Content And Community For Black Moms

This artist believed her life was full of struggle and regret until her 8-year-old daughter showed her the truth.

There have been many times in my life when I’ve questioned my choices. The choice to be a freelance artist (dancing, DJing, and acting) as opposed to choosing the corporate world after graduating from college. The choice to move to New York alone, without the support of my family. The choice to fall in love with a man of no means, the choice to still have his baby. I’ve questioned my decisions because each of these choices have come with struggle.

When my daughter Willow was 8 years old, I had split from her father. I was living in Brooklyn, New York, had no steady work, no rich lawyer husband, no million dollar condo, no 401Ks, no benefits. 

I didn’t know what to do or which way to go. I would lie awake at night worrying about everything—how to pay the rent, how to generate more work—and wondering  what kind of life I could offer my daughter. 

I tried to hide my fears from Willow, but since she was already a very perceptive 8-year-old, she could sense them. 

One day I sat on my couch in the living room looking at its adobe-colored trim, my crates full of records, and the dozen or so tchotchkes placed in every free space. Willow’s artwork covered the crumbling walls. Willow sat beside me, and looked at me with big hazel eyes.

Looking into her eyes, I felt compelled to apologize to her. “Willow, I know you don’t have everything you want and I’m so sorry I can’t give it to you…” 

I realized that living my truth was the best way to raise my daughter.

But just as I was about to list a litany of excuses and apologies, she interrupted me. ”Mom,” she asked, “Why don’t you be happy with what you have? I am.”

After that fateful day on the couch, I learned to be happy with what I had. I came to understand that it wasn’t the fancy clothes that I could buy her, or the expensive places I could take her, or the fabulous house that I could give her that would make her happy.  Instead, I realized that it was all the little, intangible things that were more meaningful: the love we shared, the music we listened and danced to, the friends we had, the cuddles we gave each other at night, the books we read, the cultural events we experienced together. To her, we lived in a magical apartment in a magical world, in our small, brightly colored Caribbean home in Williamsburg. I realized that living my truth was the best way to raise my daughter.

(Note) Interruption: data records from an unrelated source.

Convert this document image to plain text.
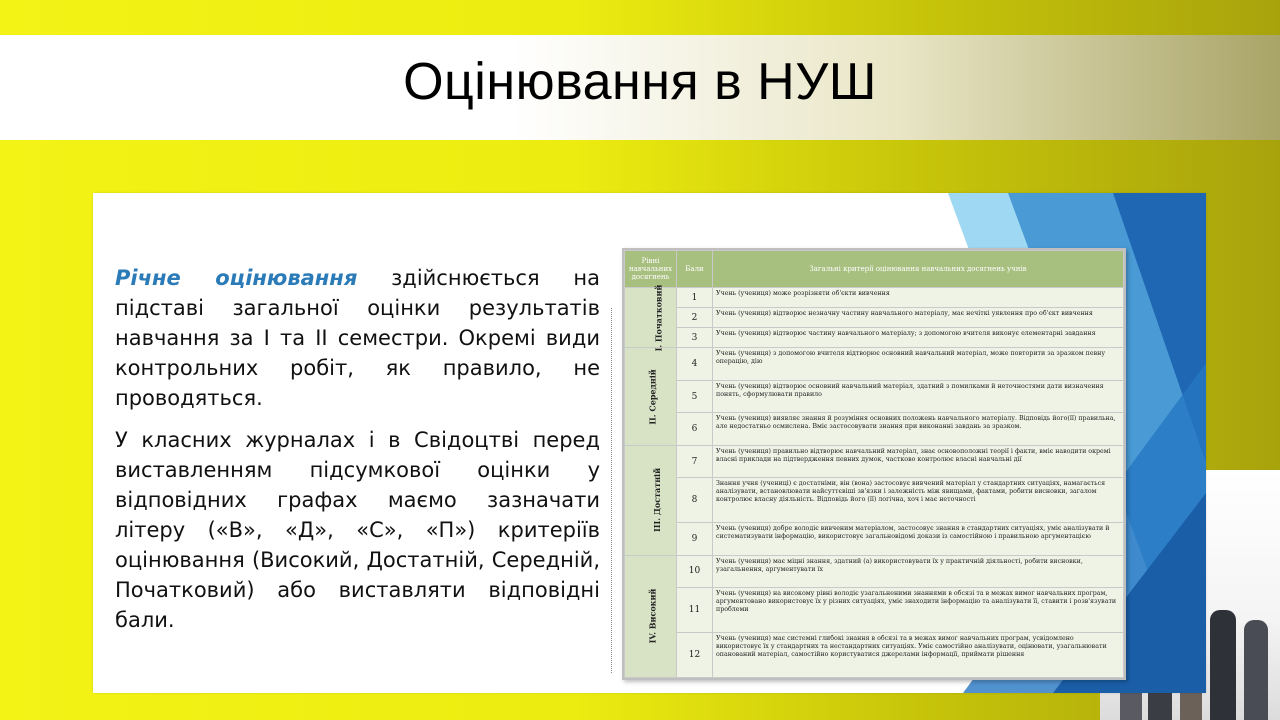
Оцінювання в НУШ

Річне оцінювання здійснюється на підставі загальної оцінки результатів навчання за І та ІІ семестри. Окремі види контрольних робіт, як правило, не проводяться.

У класних журналах і в Свідоцтві перед виставленням підсумкової оцінки у відповідних графах маємо зазначати літеру («В», «Д», «С», «П») критеріїв оцінювання (Високий, Достатній, Середній, Початковий) або виставляти відповідні бали.

Рівні навчальних досягнень	Бали	Загальні критерії оцінювання навчальних досягнень учнів
І. Початковий	1	Учень (учениця) може розрізняти об'єкти вивчення
	2	Учень (учениця) відтворює незначну частину навчального матеріалу, має нечіткі уявлення про об'єкт вивчення
	3	Учень (учениця) відтворює частину навчального матеріалу; з допомогою вчителя виконує елементарні завдання
ІІ. Середній	4	Учень (учениця) з допомогою вчителя відтворює основний навчальний матеріал, може повторити за зразком певну операцію, дію
	5	Учень (учениця) відтворює основний навчальний матеріал, здатний з помилками й неточностями дати визначення понять, сформулювати правило
	6	Учень (учениця) виявляє знання й розуміння основних положень навчального матеріалу. Відповідь його(її) правильна, але недостатньо осмислена. Вміє застосовувати знання при виконанні завдань за зразком.
ІІІ. Достатній	7	Учень (учениця) правильно відтворює навчальний матеріал, знає основоположні теорії і факти, вміє наводити окремі власні приклади на підтвердження певних думок, частково контролює власні навчальні дії
	8	Знання учня (учениці) є достатніми, він (вона) застосовує вивчений матеріал у стандартних ситуаціях, намагається аналізувати, встановлювати найсуттєвіші зв'язки і залежність між явищами, фактами, робити висновки, загалом контролює власну діяльність. Відповідь його (її) логічна, хоч і має неточності
	9	Учень (учениця) добре володіє вивченим матеріалом, застосовує знання в стандартних ситуаціях, уміє аналізувати й систематизувати інформацію, використовує загальновідомі докази із самостійною і правильною аргументацією
IV. Високий	10	Учень (учениця) має міцні знання, здатний (а) використовувати їх у практичній діяльності, робити висновки, узагальнення, аргументувати їх
	11	Учень (учениця) на високому рівні володіє узагальненими знаннями в обсязі та в межах вимог навчальних програм, аргументовано використовує їх у різних ситуаціях, уміє знаходити інформацію та аналізувати її, ставити і розв'язувати проблеми
	12	Учень (учениця) має системні глибокі знання в обсязі та в межах вимог навчальних програм, усвідомлено використовує їх у стандартних та нестандартних ситуаціях. Уміє самостійно аналізувати, оцінювати, узагальнювати опанований матеріал, самостійно користуватися джерелами інформації, приймати рішення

With those words, I decided to stop making compromises.

I had never defined myself as an artist before because I was afraid of the implications of the word—broke, no future, not a real job. The day that Willow sat next to me, her words allowed me to see that I needed to live my life being true to the person I really was. And I embraced it. 

I know now that every decision that I have made has led me to the life that I’ve lived, to the life that I now live. And after more than 25 years fraught with all the insecurities that come with being an artist, I am still a DJ. I am still an actor. I am still a dancer. And my daughter Willow is a dancer now, too. For years, she has witnessed my expression on stage in the raw, powerful movements of Afro-Cuban and Haitian dance. In turn, I have gotten to witness her express herself in dance. Once, in an 11-hour marathon performance of improvisation, I watched Willow, alone on stage, for almost one hour, fully experiencing and reveling in each moment.

In her performance, I witnessed the way she sees life. She danced with presence, with honesty, self-confidence and depth, with humor, imagination, and poetry.  Then 12, she was the youngest performer on stage—one in a cast of 11 more seasoned dancers. The truth she revealed was the truth I’d tried, and still try, to live in my own life, thanks to her. She made me proud. 

Now Willow is 17, and I can appreciate the fact that the choices I’ve made have helped her develop into a smart, kind, intellectually curious, funny, and amazing person. A young woman who already knows that the secret to life is to live your truth and be happy with what you have. So, today, we both dance. And in our dance I see that by living my truth, I have allowed her to live hers.

As a DJ, dancer, and actor, Belinda Becker is a triple threat. Originally from Kingston, Jamaica, Becker is well-known on the NYC DJ scene. She has studied and performed Haitian Folklore and Afro-Cuban dance for over 20 years. Becker now lives in Bed-Stuy, Brooklyn with her daughter Willow.